アンバサダーは「大使」のことで、これだけをみるとなんのことかよくわからない。簡単に言えば「企業内部の人間ではなくユーザー側の人間にも関わらず、その企業の製品に熱中しており、自発的かつ熱心に周りに普及活動をしてくれている人」ぐらいの意味だろうか。

販促に口コミが大きな力を持つことは、改めて指摘するまでもないが、ようはその力をより増強していく、というのがアンバサダー・マーケティングである。実際、Evernoteは大きく成長してきたが、プロモーションにはあまり投資してこなかったらしい。その代わり、ユーザーの関わり合い・関係性の構築に力を注いできた。結果は、改めて言うまでもないだろう。

そうした「成功例」に倣おうと、似たような制度をスタートさせている企業も多い。ここでいちいち名前を挙げることはしないが、検索すればたっぷり見つかるはずである。

さて、このアンバサダー・マーケティングの要とはなんだろうか。影響力を持つ人(いわゆるインフルエンサー)? 大きなマーケティング費用? 中間となる有能な広告代理店?

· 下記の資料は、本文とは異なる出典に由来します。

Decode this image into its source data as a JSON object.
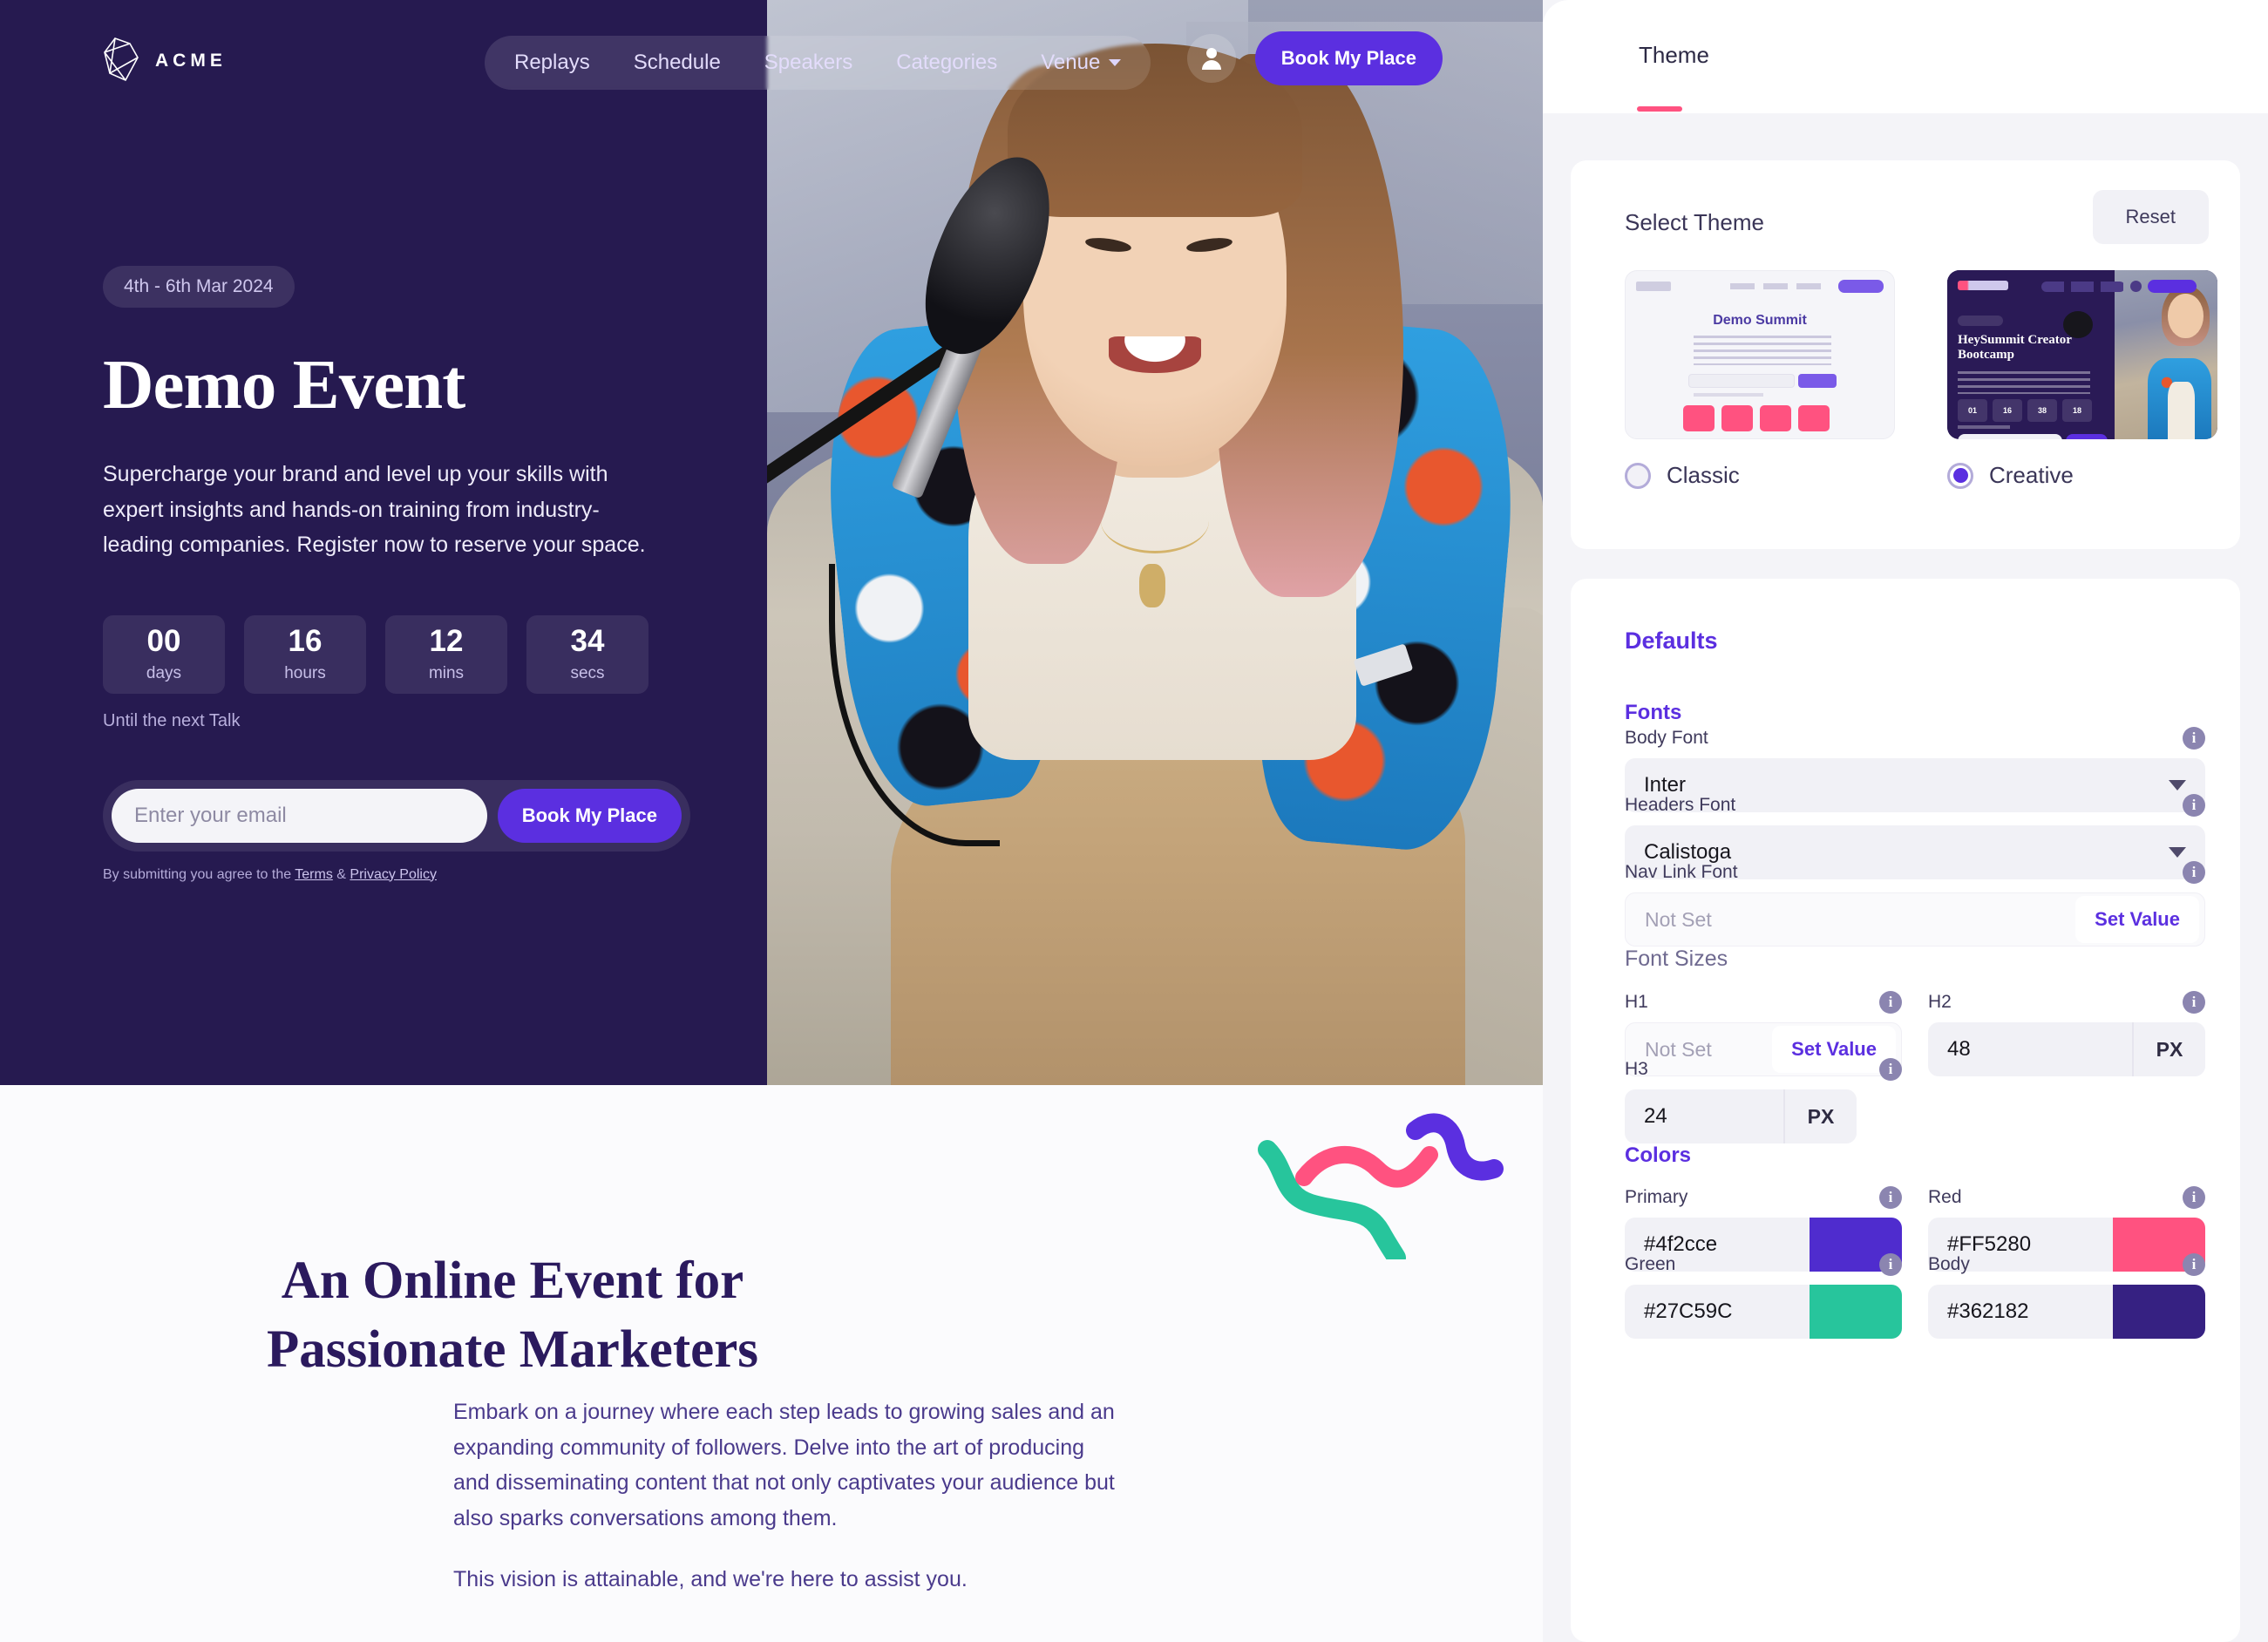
{
  "preview": {
    "brand": {
      "name": "ACME",
      "logo_icon": "gem-logo-icon"
    },
    "nav": {
      "links": [
        {
          "label": "Replays"
        },
        {
          "label": "Schedule"
        },
        {
          "label": "Speakers"
        },
        {
          "label": "Categories"
        },
        {
          "label": "Venue",
          "caret": true
        }
      ],
      "account_icon": "user-avatar-icon",
      "cta_label": "Book My Place"
    },
    "hero": {
      "date_chip": "4th - 6th Mar 2024",
      "title": "Demo Event",
      "subtitle": "Supercharge your brand and level up your skills with expert insights and hands-on training from industry-leading companies. Register now to reserve your space.",
      "countdown": [
        {
          "value": "00",
          "label": "days"
        },
        {
          "value": "16",
          "label": "hours"
        },
        {
          "value": "12",
          "label": "mins"
        },
        {
          "value": "34",
          "label": "secs"
        }
      ],
      "countdown_note": "Until the next Talk",
      "email_placeholder": "Enter your email",
      "email_value": "",
      "form_cta": "Book My Place",
      "terms_prefix": "By submitting you agree to the ",
      "terms_link": "Terms",
      "terms_amp": " & ",
      "privacy_link": "Privacy Policy"
    },
    "section": {
      "title_line1": "An Online Event for",
      "title_line2": "Passionate Marketers",
      "paragraph1": "Embark on a journey where each step leads to growing sales and an expanding community of followers. Delve into the art of producing and disseminating content that not only captivates your audience but also sparks conversations among them.",
      "paragraph2": "This vision is attainable, and we're here to assist you."
    },
    "decoration": {
      "squiggle_green": "#27C59C",
      "squiggle_pink": "#FF5280",
      "squiggle_purple": "#5B2FE0"
    }
  },
  "panel": {
    "tab_label": "Theme",
    "tab_accent": "#FF5280",
    "theme_card": {
      "title": "Select Theme",
      "reset_label": "Reset",
      "options": [
        {
          "label": "Classic",
          "selected": false,
          "thumb_title": "Demo Summit"
        },
        {
          "label": "Creative",
          "selected": true,
          "thumb_title": "HeySummit Creator Bootcamp"
        }
      ]
    },
    "defaults": {
      "heading": "Defaults",
      "fonts_heading": "Fonts",
      "body_font": {
        "label": "Body Font",
        "value": "Inter",
        "info_icon": "info-icon"
      },
      "headers_font": {
        "label": "Headers Font",
        "value": "Calistoga",
        "info_icon": "info-icon"
      },
      "nav_link_font": {
        "label": "Nav Link Font",
        "value": "Not Set",
        "action": "Set Value",
        "info_icon": "info-icon"
      },
      "font_sizes_heading": "Font Sizes",
      "h1": {
        "label": "H1",
        "value": "Not Set",
        "action": "Set Value",
        "info_icon": "info-icon"
      },
      "h2": {
        "label": "H2",
        "value": "48",
        "unit": "PX",
        "info_icon": "info-icon"
      },
      "h3": {
        "label": "H3",
        "value": "24",
        "unit": "PX",
        "info_icon": "info-icon"
      },
      "colors_heading": "Colors",
      "primary": {
        "label": "Primary",
        "value": "#4f2cce",
        "swatch": "#4f2cce",
        "info_icon": "info-icon"
      },
      "red": {
        "label": "Red",
        "value": "#FF5280",
        "swatch": "#FF5280",
        "info_icon": "info-icon"
      },
      "green": {
        "label": "Green",
        "value": "#27C59C",
        "swatch": "#27C59C",
        "info_icon": "info-icon"
      },
      "body_color": {
        "label": "Body",
        "value": "#362182",
        "swatch": "#362182",
        "info_icon": "info-icon"
      }
    }
  }
}
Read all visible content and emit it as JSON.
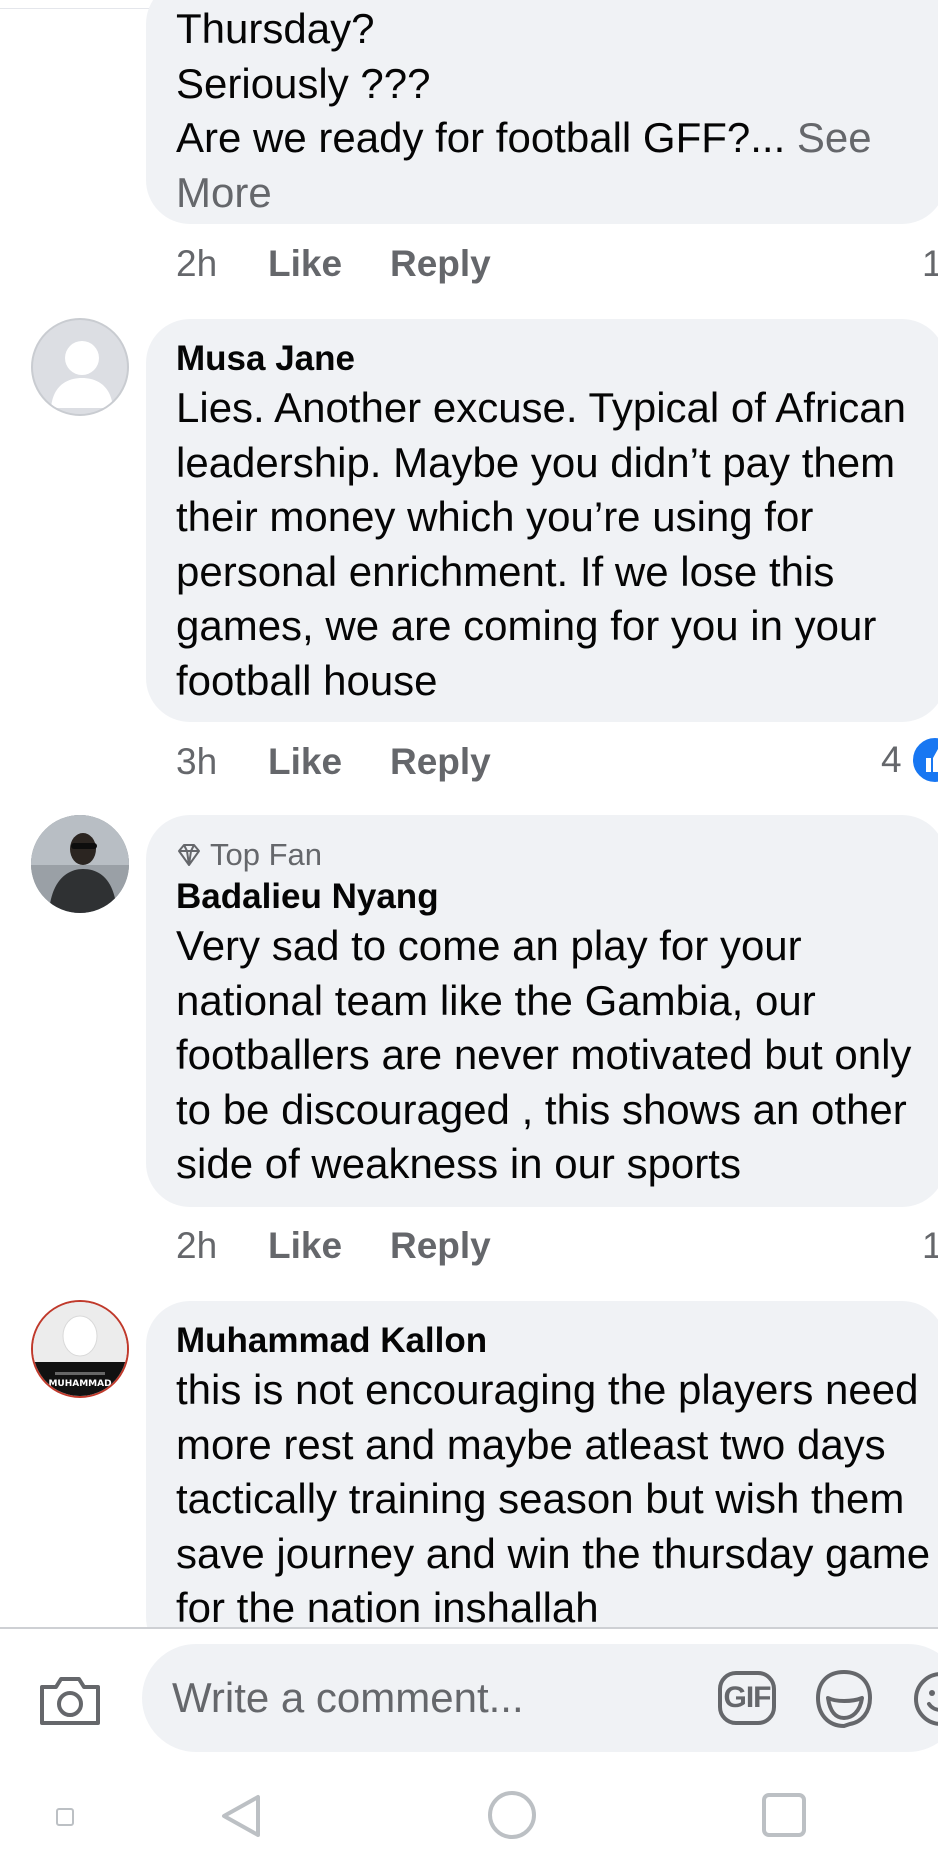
{
  "comments": [
    {
      "author": "",
      "text": "Thursday?\nSeriously ???\nAre we ready for football GFF?...",
      "see_more": "See\nMore",
      "time": "2h",
      "like_label": "Like",
      "reply_label": "Reply",
      "reaction_count": "1"
    },
    {
      "author": "Musa Jane",
      "text": "Lies. Another excuse. Typical of African\nleadership. Maybe you didn’t pay them\ntheir money which you’re using for\npersonal enrichment. If we lose this\ngames, we are coming for you in your\nfootball house",
      "time": "3h",
      "like_label": "Like",
      "reply_label": "Reply",
      "reaction_count": "4",
      "reaction_icon": "like-icon"
    },
    {
      "badge": "Top Fan",
      "author": "Badalieu Nyang",
      "text": "Very sad to come an play for your\nnational team like the Gambia, our\nfootballers are never motivated but only\nto be discouraged , this shows an other\nside of weakness in our sports",
      "time": "2h",
      "like_label": "Like",
      "reply_label": "Reply",
      "reaction_count": "1"
    },
    {
      "author": "Muhammad Kallon",
      "text": "this is not encouraging the players need\nmore rest and maybe atleast two days\ntactically training season but wish them\nsave journey and win the thursday game\nfor the nation inshallah",
      "avatar_logo_text": "MUHAMMAD"
    }
  ],
  "composer": {
    "placeholder": "Write a comment...",
    "gif_label": "GIF"
  },
  "colors": {
    "bubble_bg": "#f0f2f5",
    "secondary_text": "#65676b",
    "like_blue": "#1877f2"
  }
}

どれもこれもNoである。もちろん、こうしたものがあった方が有利かもしれないが、最低限必要なものではない。

では、それは何か。

それは企業側の熱意である。このことがわかっていないアンバサダー・マーケティングはほぼ失敗すると見て間違いない。

企業が熱意を持って製品(あるいはサービス)を作る。それを受け取ったユーザーが、その熱に感化され熱中する。その熱意がネットワーク(口コミ)を伝って、全体へと広がっていく。これが、理想的なアンバサダー・マーケティングの形であり、唯一成功する形でもある。広がっていく速度や規模に違いはあるにせよ、通るルートの形はこうなっているはずだ。

逆に、間違いなく失敗するのは「安い金でブロガーを適当に拾ってきて、商品を紹介させれば売れるだろう」みたいな姿勢である。こんなものはアンバサダー・マーケティングとは呼べない。制度として「アンバサダー」というものを設け、そこに人を集めても、そういう人たちは熱心なユーザーではない。一時的に熱心なユーザーっぽい振る舞いをしてくれるかもしれないが、そんなものは続かない。なぜか? 企業自身がその製品に熱心でないからだ。こんなものが長く続くはずがない。

アンバサダー・マーケティングは、一時的な流行を演出するマーケティングではない。ユーザーとの長期における信頼関係を構築していくマーケティングである。そこで重要となるのは、キャッチボールだ。そして、最初にボールを投げるのは他でもない企業自身なのだ。そのボールの速度で、ほとんど全てが決まってしまう。だいたい企業自身がガチでない製品に、ガチなユーザーが集まるものだろうか。現代のユーザーは賢く、そして敏感だ。そのことがわかっていないと、成果はほとんど生まれてこない。

アンバサダー・マーケティングで行うことは、おそらく二つの要素に集約できる。一つは、「熱心なユーザーを可視化し、集めること」。もう一つは、「そうしたユーザーの発信を助けること」。この二つだ。

そして、それぞれにおいて「ユーザーを信頼すること」「企業は(ある程度)手綱を手放すこと」が重要になってくる。もちろん、そうしたことができるのも、企業がその製品に自信や誇りを持っているから、というのは付け足すまでもない。

話を戻そう。

「メディア的に生きる」とは、何かと何かをつなげるような生き方だ。

「企業的な案件」が目の前に迫ったとき、胸に手を当てるなりして、問うてみるといいだろう。

「自分がつなげたいと思っているものと、この案件は合致しているのだろうか?」と。

もし、あなたがつなげたいものが「自分自身と小銭」であるならば、迷うことはない。やたらめったらレビューして褒めればいい。企業はそういうのは好ましく思うはずである(少なくとも嫌われない)。その後も、小銭をもらえるチャンスは増えていくだろう。

でも、そうではないとしたら、「紹介するのかどうか」あるいは「どのように紹介するのか」といったことはじっくり検討しなければいけない。でないと、手で歩き、足で物を掴むことになりかねない。

適当な企業が適当なマーケティングで転けるのはぜんぜん構わない。でも、一人のメディアの主として、それとどうコミットしていくのかは重々考えた方がいい。長く続けるメディアこそ、そういう判断が積み重なっていくのだから。